Standing up to a lie is personally threatening. The gut reaction is to protect one’s security and stability, to not rock the boat. After all, how far does the remit of the security services actually extend? Passively, or worse, the deceived defend the lies and the lies go on getting bigger as London politicians push the boundaries just a little bit further.
Fortunately, faced with such nonsense, sane folk are duty-bound to ask the searching questions. Let’s take one example.
Is man-made climate change a hoax? If it is, then we need to ask what is it a cover for? There is good reason to think that it may form a gentle introduction to the much more intractable issue of Peak Oil, though along the way it gives a heck of a boost to demands for a world government with dictatorial powers. The so-called ‘debt crisis’ illustrates how easily global governance, even now, can be manipulated to ‘deliver on austerity’, transferring astronomical amounts of public wealth into private hands with barely a whimper of real protest. More locally, the imperative of ‘green growth’ can recruit hordes of dewy-eyed useful idiots, to campaign, for example, for heavily subsidised wind farms instead of the low impact community wind, hydro and bio power that a decentralised society might actually need.
If man-made climate change is NOT a hoax then the actions of politicians, advised by the best science available, are rationally inexplicable.

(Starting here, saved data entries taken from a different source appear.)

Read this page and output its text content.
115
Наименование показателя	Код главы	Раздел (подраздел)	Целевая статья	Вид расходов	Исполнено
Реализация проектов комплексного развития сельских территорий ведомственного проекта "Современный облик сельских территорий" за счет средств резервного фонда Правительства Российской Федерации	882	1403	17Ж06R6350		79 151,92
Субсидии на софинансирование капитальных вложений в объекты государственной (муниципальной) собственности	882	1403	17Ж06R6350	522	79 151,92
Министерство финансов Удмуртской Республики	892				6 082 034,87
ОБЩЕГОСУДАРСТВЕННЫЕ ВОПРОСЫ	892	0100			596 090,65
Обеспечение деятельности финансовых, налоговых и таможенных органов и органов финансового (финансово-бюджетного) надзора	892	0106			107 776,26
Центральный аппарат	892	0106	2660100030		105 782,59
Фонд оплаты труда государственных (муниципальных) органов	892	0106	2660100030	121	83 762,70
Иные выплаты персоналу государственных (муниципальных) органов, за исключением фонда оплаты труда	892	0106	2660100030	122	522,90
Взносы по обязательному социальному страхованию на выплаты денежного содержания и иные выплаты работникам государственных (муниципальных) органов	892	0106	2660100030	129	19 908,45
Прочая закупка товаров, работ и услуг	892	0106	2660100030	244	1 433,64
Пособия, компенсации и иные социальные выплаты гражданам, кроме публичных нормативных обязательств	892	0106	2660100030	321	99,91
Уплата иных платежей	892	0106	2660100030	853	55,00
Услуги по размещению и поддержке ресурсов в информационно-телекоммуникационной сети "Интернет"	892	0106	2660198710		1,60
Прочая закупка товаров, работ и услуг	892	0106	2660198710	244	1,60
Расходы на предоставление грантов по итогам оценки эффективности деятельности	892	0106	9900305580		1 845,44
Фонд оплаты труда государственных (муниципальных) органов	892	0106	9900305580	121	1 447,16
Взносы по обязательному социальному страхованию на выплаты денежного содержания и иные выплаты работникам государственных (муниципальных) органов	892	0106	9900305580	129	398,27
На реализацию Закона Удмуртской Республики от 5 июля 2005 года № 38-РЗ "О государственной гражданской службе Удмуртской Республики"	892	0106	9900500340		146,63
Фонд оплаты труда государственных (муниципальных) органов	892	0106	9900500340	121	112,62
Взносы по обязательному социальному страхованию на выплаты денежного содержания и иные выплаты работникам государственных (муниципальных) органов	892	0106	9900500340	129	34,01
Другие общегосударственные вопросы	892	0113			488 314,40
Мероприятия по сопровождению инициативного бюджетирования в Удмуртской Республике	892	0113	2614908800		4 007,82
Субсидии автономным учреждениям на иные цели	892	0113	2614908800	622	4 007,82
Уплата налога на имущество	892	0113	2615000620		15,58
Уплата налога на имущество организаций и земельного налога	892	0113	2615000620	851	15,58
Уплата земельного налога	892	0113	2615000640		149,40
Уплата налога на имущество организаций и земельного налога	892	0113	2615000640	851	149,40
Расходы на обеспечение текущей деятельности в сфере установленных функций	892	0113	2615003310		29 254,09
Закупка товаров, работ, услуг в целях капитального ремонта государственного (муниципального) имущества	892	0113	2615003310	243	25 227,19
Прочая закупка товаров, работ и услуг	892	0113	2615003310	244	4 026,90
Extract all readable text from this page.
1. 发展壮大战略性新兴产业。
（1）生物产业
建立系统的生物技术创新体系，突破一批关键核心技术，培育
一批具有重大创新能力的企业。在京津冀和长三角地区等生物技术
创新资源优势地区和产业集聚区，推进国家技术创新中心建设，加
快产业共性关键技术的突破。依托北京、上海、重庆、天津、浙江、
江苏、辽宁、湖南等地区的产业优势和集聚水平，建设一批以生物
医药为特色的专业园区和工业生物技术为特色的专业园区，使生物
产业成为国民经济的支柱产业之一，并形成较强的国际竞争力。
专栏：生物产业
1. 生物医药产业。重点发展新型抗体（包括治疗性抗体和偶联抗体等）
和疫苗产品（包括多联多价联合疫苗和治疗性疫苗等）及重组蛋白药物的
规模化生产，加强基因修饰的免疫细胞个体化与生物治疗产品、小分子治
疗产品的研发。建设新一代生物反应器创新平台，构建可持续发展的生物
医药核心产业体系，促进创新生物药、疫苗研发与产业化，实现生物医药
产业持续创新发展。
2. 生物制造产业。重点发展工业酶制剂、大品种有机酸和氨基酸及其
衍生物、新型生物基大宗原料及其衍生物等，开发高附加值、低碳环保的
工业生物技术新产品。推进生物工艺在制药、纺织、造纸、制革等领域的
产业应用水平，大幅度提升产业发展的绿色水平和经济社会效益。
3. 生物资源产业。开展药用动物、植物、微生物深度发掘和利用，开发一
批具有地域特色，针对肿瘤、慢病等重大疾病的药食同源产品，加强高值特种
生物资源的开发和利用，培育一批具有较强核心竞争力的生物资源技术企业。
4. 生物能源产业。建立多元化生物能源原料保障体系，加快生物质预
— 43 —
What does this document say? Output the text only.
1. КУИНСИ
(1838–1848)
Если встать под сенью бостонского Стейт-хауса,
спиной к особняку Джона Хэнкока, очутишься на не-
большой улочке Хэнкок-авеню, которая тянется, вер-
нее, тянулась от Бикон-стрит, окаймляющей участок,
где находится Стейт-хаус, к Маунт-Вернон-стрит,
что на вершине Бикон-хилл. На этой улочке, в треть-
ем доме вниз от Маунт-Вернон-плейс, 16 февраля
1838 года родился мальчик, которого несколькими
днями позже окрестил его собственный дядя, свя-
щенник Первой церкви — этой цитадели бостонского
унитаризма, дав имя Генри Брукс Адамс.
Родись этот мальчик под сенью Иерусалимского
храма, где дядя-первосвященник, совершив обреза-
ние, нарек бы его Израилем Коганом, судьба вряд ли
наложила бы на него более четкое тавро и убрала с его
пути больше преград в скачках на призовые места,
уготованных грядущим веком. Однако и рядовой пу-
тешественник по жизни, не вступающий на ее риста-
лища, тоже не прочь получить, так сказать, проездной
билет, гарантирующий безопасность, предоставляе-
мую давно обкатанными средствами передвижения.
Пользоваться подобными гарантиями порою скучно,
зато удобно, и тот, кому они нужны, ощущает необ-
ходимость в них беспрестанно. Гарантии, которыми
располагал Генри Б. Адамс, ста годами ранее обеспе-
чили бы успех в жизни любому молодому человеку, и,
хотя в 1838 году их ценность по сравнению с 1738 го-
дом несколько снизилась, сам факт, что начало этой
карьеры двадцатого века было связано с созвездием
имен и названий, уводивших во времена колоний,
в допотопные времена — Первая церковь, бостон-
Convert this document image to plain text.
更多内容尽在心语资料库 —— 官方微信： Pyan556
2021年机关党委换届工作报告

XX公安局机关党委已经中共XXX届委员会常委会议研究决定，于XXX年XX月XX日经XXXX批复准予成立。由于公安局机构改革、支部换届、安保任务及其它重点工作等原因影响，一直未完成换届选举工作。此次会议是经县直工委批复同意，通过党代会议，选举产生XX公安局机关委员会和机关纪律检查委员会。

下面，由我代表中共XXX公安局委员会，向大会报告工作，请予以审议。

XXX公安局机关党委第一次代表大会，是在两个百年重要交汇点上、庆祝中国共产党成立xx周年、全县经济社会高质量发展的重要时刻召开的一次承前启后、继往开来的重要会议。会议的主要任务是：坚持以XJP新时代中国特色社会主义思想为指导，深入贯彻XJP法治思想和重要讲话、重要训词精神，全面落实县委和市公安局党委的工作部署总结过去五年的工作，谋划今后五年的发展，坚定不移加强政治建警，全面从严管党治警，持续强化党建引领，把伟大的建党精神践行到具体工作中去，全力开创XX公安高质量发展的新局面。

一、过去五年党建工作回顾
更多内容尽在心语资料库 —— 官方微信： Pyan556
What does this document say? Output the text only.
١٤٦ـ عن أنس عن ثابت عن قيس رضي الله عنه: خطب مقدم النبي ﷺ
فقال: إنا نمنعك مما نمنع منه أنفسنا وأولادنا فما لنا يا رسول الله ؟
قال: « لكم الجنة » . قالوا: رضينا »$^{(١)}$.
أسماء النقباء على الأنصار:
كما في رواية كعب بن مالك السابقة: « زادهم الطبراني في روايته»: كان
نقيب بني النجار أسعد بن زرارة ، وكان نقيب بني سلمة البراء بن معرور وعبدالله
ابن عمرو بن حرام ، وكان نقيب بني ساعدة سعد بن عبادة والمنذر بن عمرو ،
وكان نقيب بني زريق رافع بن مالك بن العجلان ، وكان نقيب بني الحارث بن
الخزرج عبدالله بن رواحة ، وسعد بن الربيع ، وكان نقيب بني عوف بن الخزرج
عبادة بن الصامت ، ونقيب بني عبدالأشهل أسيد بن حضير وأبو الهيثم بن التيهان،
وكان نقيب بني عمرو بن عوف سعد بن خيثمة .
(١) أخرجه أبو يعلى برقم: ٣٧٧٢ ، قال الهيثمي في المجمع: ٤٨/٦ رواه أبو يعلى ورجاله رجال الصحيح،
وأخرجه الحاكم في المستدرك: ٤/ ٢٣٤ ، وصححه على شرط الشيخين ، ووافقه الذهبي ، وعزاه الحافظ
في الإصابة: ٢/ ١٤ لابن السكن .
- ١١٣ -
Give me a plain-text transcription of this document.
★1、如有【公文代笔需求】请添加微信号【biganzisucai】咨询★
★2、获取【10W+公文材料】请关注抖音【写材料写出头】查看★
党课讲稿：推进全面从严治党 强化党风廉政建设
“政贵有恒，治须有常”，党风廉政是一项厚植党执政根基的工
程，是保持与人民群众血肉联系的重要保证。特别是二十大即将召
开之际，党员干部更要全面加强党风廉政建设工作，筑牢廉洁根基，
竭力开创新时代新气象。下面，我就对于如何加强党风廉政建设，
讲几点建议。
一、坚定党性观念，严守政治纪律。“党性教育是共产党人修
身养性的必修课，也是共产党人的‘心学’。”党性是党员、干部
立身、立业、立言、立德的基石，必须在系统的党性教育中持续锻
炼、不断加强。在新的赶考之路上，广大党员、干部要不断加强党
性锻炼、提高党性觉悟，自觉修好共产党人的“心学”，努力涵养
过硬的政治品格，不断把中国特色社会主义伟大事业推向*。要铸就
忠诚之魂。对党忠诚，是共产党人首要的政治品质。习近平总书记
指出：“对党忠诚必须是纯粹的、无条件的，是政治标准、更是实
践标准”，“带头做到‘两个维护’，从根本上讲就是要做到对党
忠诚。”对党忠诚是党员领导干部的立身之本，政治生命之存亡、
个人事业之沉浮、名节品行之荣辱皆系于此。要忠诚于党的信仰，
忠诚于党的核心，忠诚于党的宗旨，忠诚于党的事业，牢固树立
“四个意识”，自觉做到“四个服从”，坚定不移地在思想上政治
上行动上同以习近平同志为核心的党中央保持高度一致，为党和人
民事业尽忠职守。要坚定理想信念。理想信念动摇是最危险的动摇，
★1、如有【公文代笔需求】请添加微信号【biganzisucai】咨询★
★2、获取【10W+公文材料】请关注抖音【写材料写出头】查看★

They would by now have abandoned all this pretence about growing the economy to pay off the bankers. They would have slammed on the brakes and radically transformed the financial system to support a rapid transition to a steady-state economy. Instead they insist not only that growth must continue but that environmental protection must be switched off for as long as it takes to accommodate even more growth in population and consumption. All to re-pay debts that were created out of nothing. Imaginary debts, which could be paid off at once with imaginary money and no-one would be any worse off than when they started.
So if man-made climate change is not a hoax, we must conclude either that London politicians are stupid enough to ignore the warnings of the world’s top scientists, or else that they fully realise what they’re doing. That they genuinely love money more than they love their own children and grandchildren, whose future they’re throwing away for the sake of a silly numbers game. Either way, they have to go. Or it will be time to panic after all.